I want to put this into a real life example to show the beauty of recurring revenue from existing customers.
The typical funnel is a Sales and Marketing funnel, one that is trying to push the prospect into different sales stages and eventually to close. This is where you incur the cost of acquiring the customer (CAC).
Consider the following:
🔵 You are a $13M ARR organization
🔵 With an avg. ACV of $20K
🔵 It takes you $1250 to acquire every customer
🔵 Your MQL to Qualified Opps rate is at 30%
🔵 Your win rates are at 15%
Now suppose your NRR is 4% (below industry benchmark of 8%). Lets assume no complex upsell cross-sells here.

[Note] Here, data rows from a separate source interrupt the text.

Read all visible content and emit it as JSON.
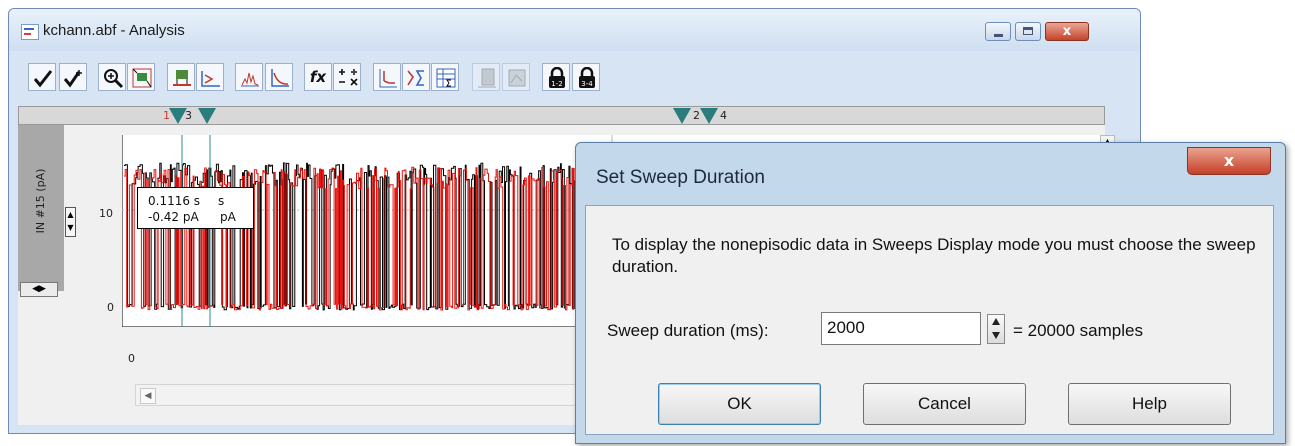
{
  "window": {
    "title": "kchann.abf - Analysis",
    "close_glyph": "x"
  },
  "toolbar": {
    "icons": [
      "check-icon",
      "check-plus-icon",
      "zoom-in-icon",
      "auto-scale-icon",
      "region-zoom-icon",
      "baseline-icon",
      "histogram-icon",
      "fit-curve-icon",
      "formula-icon",
      "arithmetic-icon",
      "event-detect-icon",
      "statistics-icon",
      "results-table-icon",
      "disabled-icon-1",
      "disabled-icon-2",
      "lock-1-2-icon",
      "lock-3-4-icon"
    ]
  },
  "graph": {
    "y_label": "IN #15 (pA)",
    "y_ticks": [
      "10",
      "0"
    ],
    "x_tick": "0",
    "cursor_labels": [
      "1",
      "3",
      "2",
      "4"
    ],
    "readout_line1": "0.1116 s",
    "readout_line2": "-0.42 pA",
    "readout_peek1": "s",
    "readout_peek2": "pA"
  },
  "dialog": {
    "title": "Set Sweep Duration",
    "close_glyph": "x",
    "message": "To display the nonepisodic data in Sweeps Display mode you must choose the sweep duration.",
    "duration_label": "Sweep duration (ms):",
    "duration_value": "2000",
    "samples_text": "= 20000 samples",
    "ok_label": "OK",
    "cancel_label": "Cancel",
    "help_label": "Help"
  },
  "colors": {
    "trace_black": "#000000",
    "trace_red": "#e8140f",
    "cursor": "#2b7d7d"
  }
}
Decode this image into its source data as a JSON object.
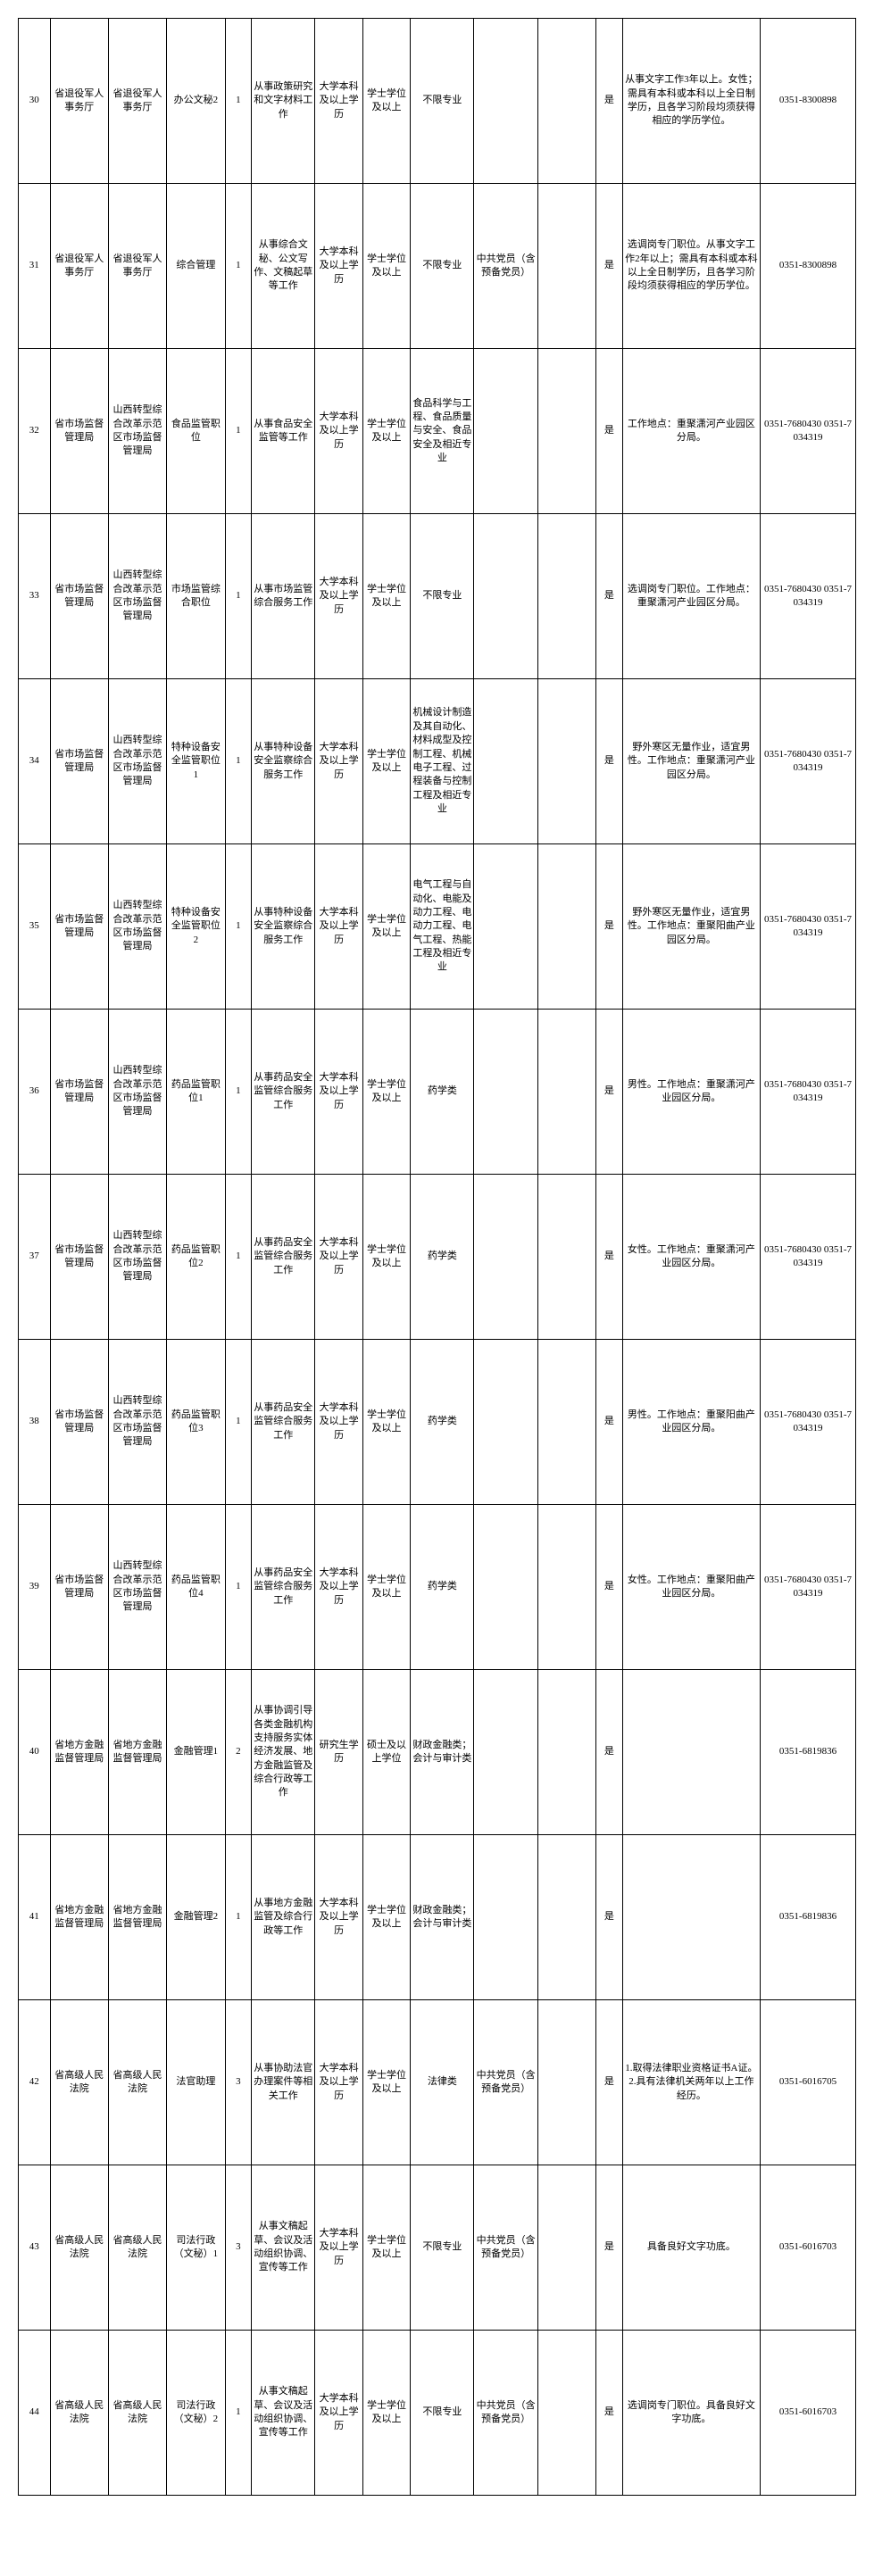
{
  "rows": [
    {
      "no": "30",
      "dept1": "省退役军人事务厅",
      "dept2": "省退役军人事务厅",
      "post": "办公文秘2",
      "num": "1",
      "duty": "从事政策研究和文字材料工作",
      "edu": "大学本科及以上学历",
      "degree": "学士学位及以上",
      "major": "不限专业",
      "politics": "",
      "other": "",
      "shi": "是",
      "remark": "从事文字工作3年以上。女性；需具有本科或本科以上全日制学历，且各学习阶段均须获得相应的学历学位。",
      "phone": "0351-8300898"
    },
    {
      "no": "31",
      "dept1": "省退役军人事务厅",
      "dept2": "省退役军人事务厅",
      "post": "综合管理",
      "num": "1",
      "duty": "从事综合文秘、公文写作、文稿起草等工作",
      "edu": "大学本科及以上学历",
      "degree": "学士学位及以上",
      "major": "不限专业",
      "politics": "中共党员（含预备党员）",
      "other": "",
      "shi": "是",
      "remark": "选调岗专门职位。从事文字工作2年以上；需具有本科或本科以上全日制学历，且各学习阶段均须获得相应的学历学位。",
      "phone": "0351-8300898"
    },
    {
      "no": "32",
      "dept1": "省市场监督管理局",
      "dept2": "山西转型综合改革示范区市场监督管理局",
      "post": "食品监管职位",
      "num": "1",
      "duty": "从事食品安全监管等工作",
      "edu": "大学本科及以上学历",
      "degree": "学士学位及以上",
      "major": "食品科学与工程、食品质量与安全、食品安全及相近专业",
      "politics": "",
      "other": "",
      "shi": "是",
      "remark": "工作地点：重聚潇河产业园区分局。",
      "phone": "0351-7680430 0351-7034319"
    },
    {
      "no": "33",
      "dept1": "省市场监督管理局",
      "dept2": "山西转型综合改革示范区市场监督管理局",
      "post": "市场监管综合职位",
      "num": "1",
      "duty": "从事市场监管综合服务工作",
      "edu": "大学本科及以上学历",
      "degree": "学士学位及以上",
      "major": "不限专业",
      "politics": "",
      "other": "",
      "shi": "是",
      "remark": "选调岗专门职位。工作地点：重聚潇河产业园区分局。",
      "phone": "0351-7680430 0351-7034319"
    },
    {
      "no": "34",
      "dept1": "省市场监督管理局",
      "dept2": "山西转型综合改革示范区市场监督管理局",
      "post": "特种设备安全监管职位1",
      "num": "1",
      "duty": "从事特种设备安全监察综合服务工作",
      "edu": "大学本科及以上学历",
      "degree": "学士学位及以上",
      "major": "机械设计制造及其自动化、材料成型及控制工程、机械电子工程、过程装备与控制工程及相近专业",
      "politics": "",
      "other": "",
      "shi": "是",
      "remark": "野外寒区无量作业，适宜男性。工作地点：重聚潇河产业园区分局。",
      "phone": "0351-7680430 0351-7034319"
    },
    {
      "no": "35",
      "dept1": "省市场监督管理局",
      "dept2": "山西转型综合改革示范区市场监督管理局",
      "post": "特种设备安全监管职位2",
      "num": "1",
      "duty": "从事特种设备安全监察综合服务工作",
      "edu": "大学本科及以上学历",
      "degree": "学士学位及以上",
      "major": "电气工程与自动化、电能及动力工程、电动力工程、电气工程、热能工程及相近专业",
      "politics": "",
      "other": "",
      "shi": "是",
      "remark": "野外寒区无量作业，适宜男性。工作地点：重聚阳曲产业园区分局。",
      "phone": "0351-7680430 0351-7034319"
    },
    {
      "no": "36",
      "dept1": "省市场监督管理局",
      "dept2": "山西转型综合改革示范区市场监督管理局",
      "post": "药品监管职位1",
      "num": "1",
      "duty": "从事药品安全监管综合服务工作",
      "edu": "大学本科及以上学历",
      "degree": "学士学位及以上",
      "major": "药学类",
      "politics": "",
      "other": "",
      "shi": "是",
      "remark": "男性。工作地点：重聚潇河产业园区分局。",
      "phone": "0351-7680430 0351-7034319"
    },
    {
      "no": "37",
      "dept1": "省市场监督管理局",
      "dept2": "山西转型综合改革示范区市场监督管理局",
      "post": "药品监管职位2",
      "num": "1",
      "duty": "从事药品安全监管综合服务工作",
      "edu": "大学本科及以上学历",
      "degree": "学士学位及以上",
      "major": "药学类",
      "politics": "",
      "other": "",
      "shi": "是",
      "remark": "女性。工作地点：重聚潇河产业园区分局。",
      "phone": "0351-7680430 0351-7034319"
    },
    {
      "no": "38",
      "dept1": "省市场监督管理局",
      "dept2": "山西转型综合改革示范区市场监督管理局",
      "post": "药品监管职位3",
      "num": "1",
      "duty": "从事药品安全监管综合服务工作",
      "edu": "大学本科及以上学历",
      "degree": "学士学位及以上",
      "major": "药学类",
      "politics": "",
      "other": "",
      "shi": "是",
      "remark": "男性。工作地点：重聚阳曲产业园区分局。",
      "phone": "0351-7680430 0351-7034319"
    },
    {
      "no": "39",
      "dept1": "省市场监督管理局",
      "dept2": "山西转型综合改革示范区市场监督管理局",
      "post": "药品监管职位4",
      "num": "1",
      "duty": "从事药品安全监管综合服务工作",
      "edu": "大学本科及以上学历",
      "degree": "学士学位及以上",
      "major": "药学类",
      "politics": "",
      "other": "",
      "shi": "是",
      "remark": "女性。工作地点：重聚阳曲产业园区分局。",
      "phone": "0351-7680430 0351-7034319"
    },
    {
      "no": "40",
      "dept1": "省地方金融监督管理局",
      "dept2": "省地方金融监督管理局",
      "post": "金融管理1",
      "num": "2",
      "duty": "从事协调引导各类金融机构支持服务实体经济发展、地方金融监管及综合行政等工作",
      "edu": "研究生学历",
      "degree": "硕士及以上学位",
      "major": "财政金融类；会计与审计类",
      "politics": "",
      "other": "",
      "shi": "是",
      "remark": "",
      "phone": "0351-6819836"
    },
    {
      "no": "41",
      "dept1": "省地方金融监督管理局",
      "dept2": "省地方金融监督管理局",
      "post": "金融管理2",
      "num": "1",
      "duty": "从事地方金融监管及综合行政等工作",
      "edu": "大学本科及以上学历",
      "degree": "学士学位及以上",
      "major": "财政金融类；会计与审计类",
      "politics": "",
      "other": "",
      "shi": "是",
      "remark": "",
      "phone": "0351-6819836"
    },
    {
      "no": "42",
      "dept1": "省高级人民法院",
      "dept2": "省高级人民法院",
      "post": "法官助理",
      "num": "3",
      "duty": "从事协助法官办理案件等相关工作",
      "edu": "大学本科及以上学历",
      "degree": "学士学位及以上",
      "major": "法律类",
      "politics": "中共党员（含预备党员）",
      "other": "",
      "shi": "是",
      "remark": "1.取得法律职业资格证书A证。2.具有法律机关两年以上工作经历。",
      "phone": "0351-6016705"
    },
    {
      "no": "43",
      "dept1": "省高级人民法院",
      "dept2": "省高级人民法院",
      "post": "司法行政（文秘）1",
      "num": "3",
      "duty": "从事文稿起草、会议及活动组织协调、宣传等工作",
      "edu": "大学本科及以上学历",
      "degree": "学士学位及以上",
      "major": "不限专业",
      "politics": "中共党员（含预备党员）",
      "other": "",
      "shi": "是",
      "remark": "具备良好文字功底。",
      "phone": "0351-6016703"
    },
    {
      "no": "44",
      "dept1": "省高级人民法院",
      "dept2": "省高级人民法院",
      "post": "司法行政（文秘）2",
      "num": "1",
      "duty": "从事文稿起草、会议及活动组织协调、宣传等工作",
      "edu": "大学本科及以上学历",
      "degree": "学士学位及以上",
      "major": "不限专业",
      "politics": "中共党员（含预备党员）",
      "other": "",
      "shi": "是",
      "remark": "选调岗专门职位。具备良好文字功底。",
      "phone": "0351-6016703"
    }
  ]
}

Which means you will generate 4%*$13M=$530K in recurring revenue from your existing customers at no additional CAC.
Ask yourself this Q now: If I had to generate this same revenue from new business (going through the usual Sales & Marketing funnel), what would be my associated costs?
🔴 At $20K ACV, you would need 27 new deal closures to get $530K in revenues
🔴 That would cost you 27*$1250=$33,750 to acquire these customers
🔴 At 15% win rates, your sales team needs 180 qualified opportunities to work.
🔴 At 30% MQL to Qualified Opp rate, your SDR team needs 600 MQLs.
You could make more impact in the post-sales funnel and get more money from existing customers at no additional cost investment
OR
You could invest Qtrs in time and team in getting hundreds of MQLs to convert into Qualified Opps converting into a few dozen wins giving you the same outcome at a large cost.
🟢 Incentivize your sales and SDR on onboarding success vs Closed Wons
🟢 Align your sales and marketing pitch to promise value that your CSM can deliver and be held accountable for. Happier the customer, more the value they see in your product and services, more the money you will make from them.